Distal radius fracture (DRF) is a wrist fracture that typically results from a fall on an extended hand. This fracture is accompanied by symptoms such as pain, decreased grip strength, and limitations in the function of the injured hand that may have an impact on the patient's general health and ability to perform tasks of daily living. This study was conducted under a constructivist paradigm, which means knowledge is co-constructed by the participant and researcher by posing questions and the lived experiences explained by the participants. The interpretive description method was used to conduct this study. This methodology was developed to overcome limitations in formal qualitative traditions, most notably the inability to reliably respond to inquiries about one's experiences with health and illness from holistic, interpretive, and relational viewpoints. Participants were recruited from the Hand and Upper Limb Centre at St. Joseph’s Hospital in London.
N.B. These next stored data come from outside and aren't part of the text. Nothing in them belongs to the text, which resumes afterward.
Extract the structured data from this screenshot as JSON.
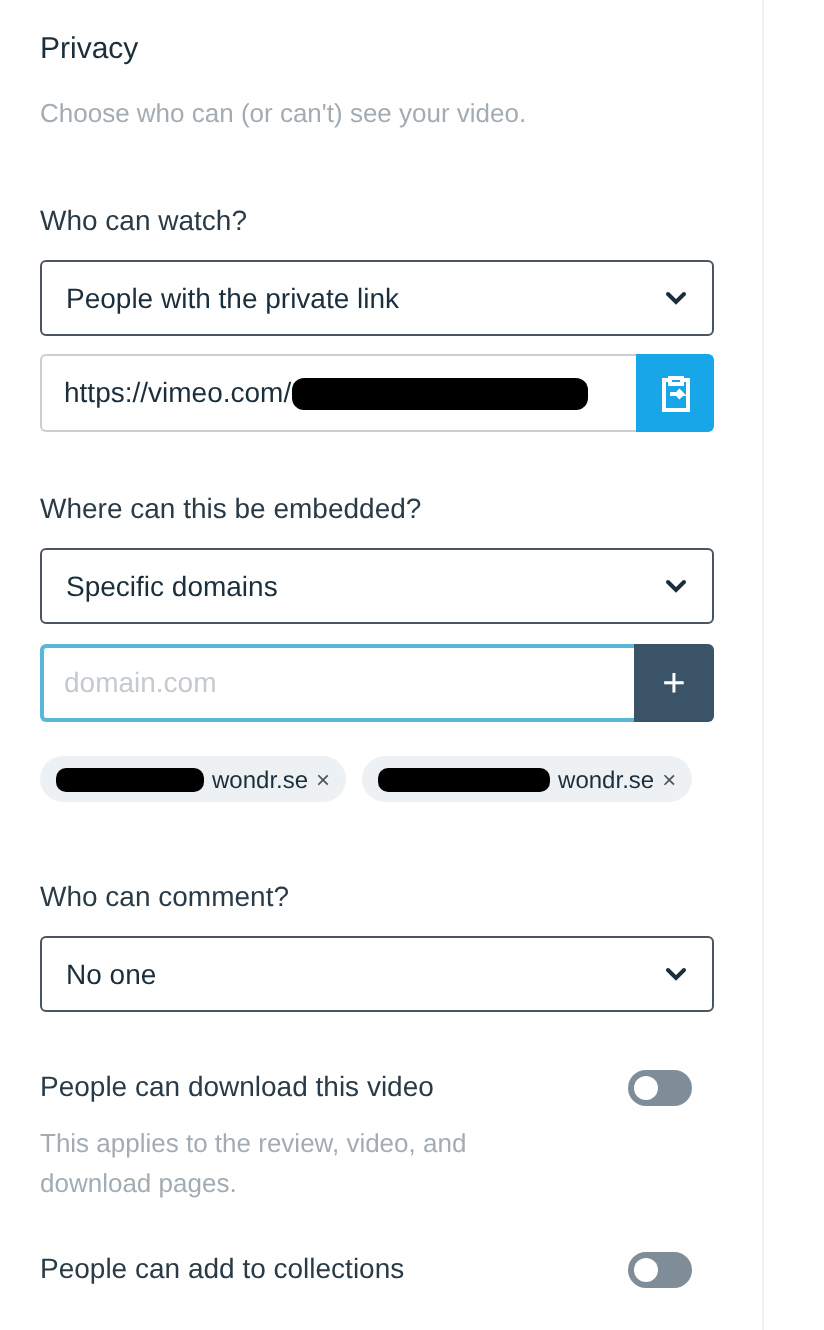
{
  "title": "Privacy",
  "subtitle": "Choose who can (or can't) see your video.",
  "watch": {
    "label": "Who can watch?",
    "value": "People with the private link",
    "link": "https://vimeo.com/"
  },
  "embed": {
    "label": "Where can this be embedded?",
    "value": "Specific domains",
    "placeholder": "domain.com",
    "add_button": "+",
    "domains": [
      {
        "text": "wondr.se",
        "remove": "×"
      },
      {
        "text": "wondr.se",
        "remove": "×"
      }
    ]
  },
  "comment": {
    "label": "Who can comment?",
    "value": "No one"
  },
  "toggles": [
    {
      "label": "People can download this video",
      "on": false,
      "help": "This applies to the review, video, and download pages."
    },
    {
      "label": "People can add to collections",
      "on": false
    }
  ]
}
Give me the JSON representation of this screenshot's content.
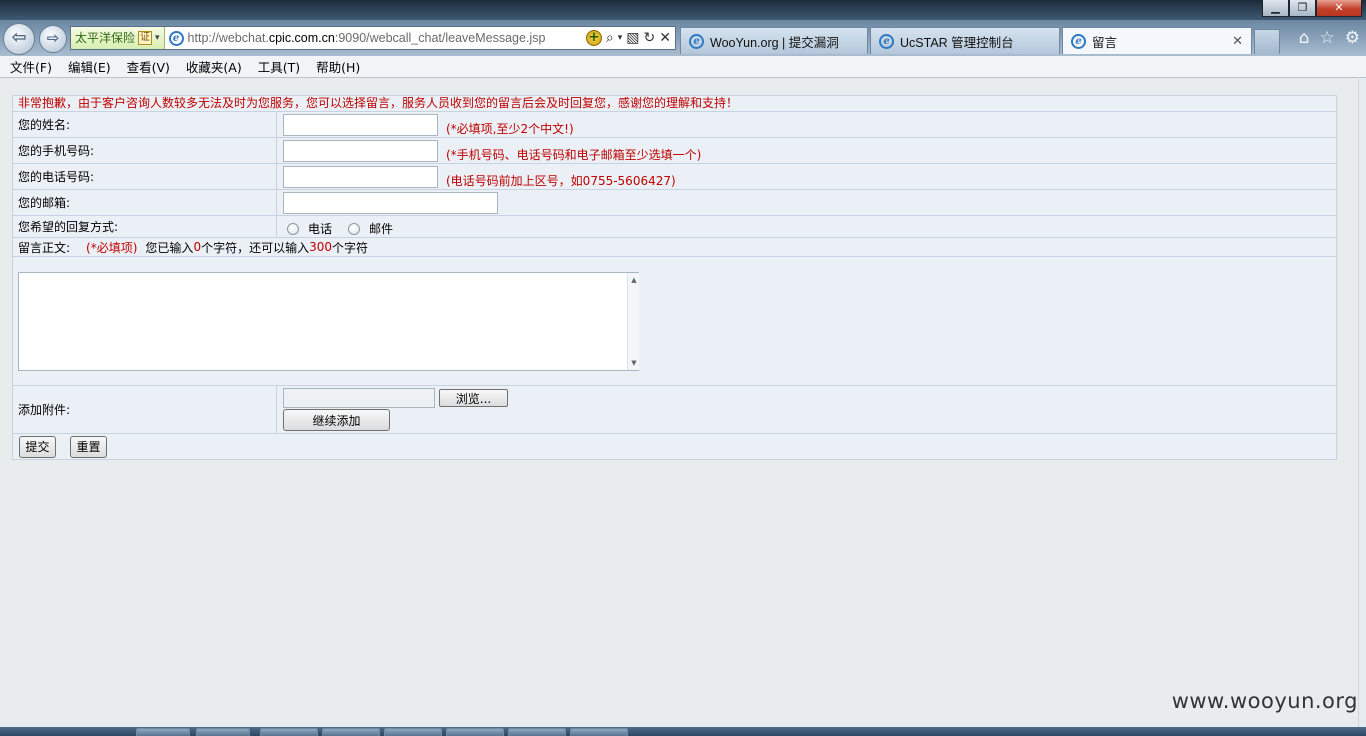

They were interviewed by the first author, on the phone, after obtaining their informed consent. The collected data was transcribed verbatim and then coded. Thematic analysis generated major themes that depicted the results of the data set. The major themes that emerged were difficulties and discomfort in completing activities of daily living along with adaptive techniques used by participants, they received social support both in physical and emotional help, some were satisfied with the help while some others were dissatisfied with the support they received from their friends and family. The distal radius fracture for some participants caused an emotional upheaval, due to accumulated emotional stress they were suffering through and the fracture was the trigger for their emotional stress. Participants identifying themselves as independent found it difficult to recruit help from others because it was hard for them to depend on others and it affected their independent nature. Other concerns and values that surfaced were being mindful of aging and being more careful in the future. Lastly, the COVID pandemic was identified as a cause of loneliness and limited social support in many cases.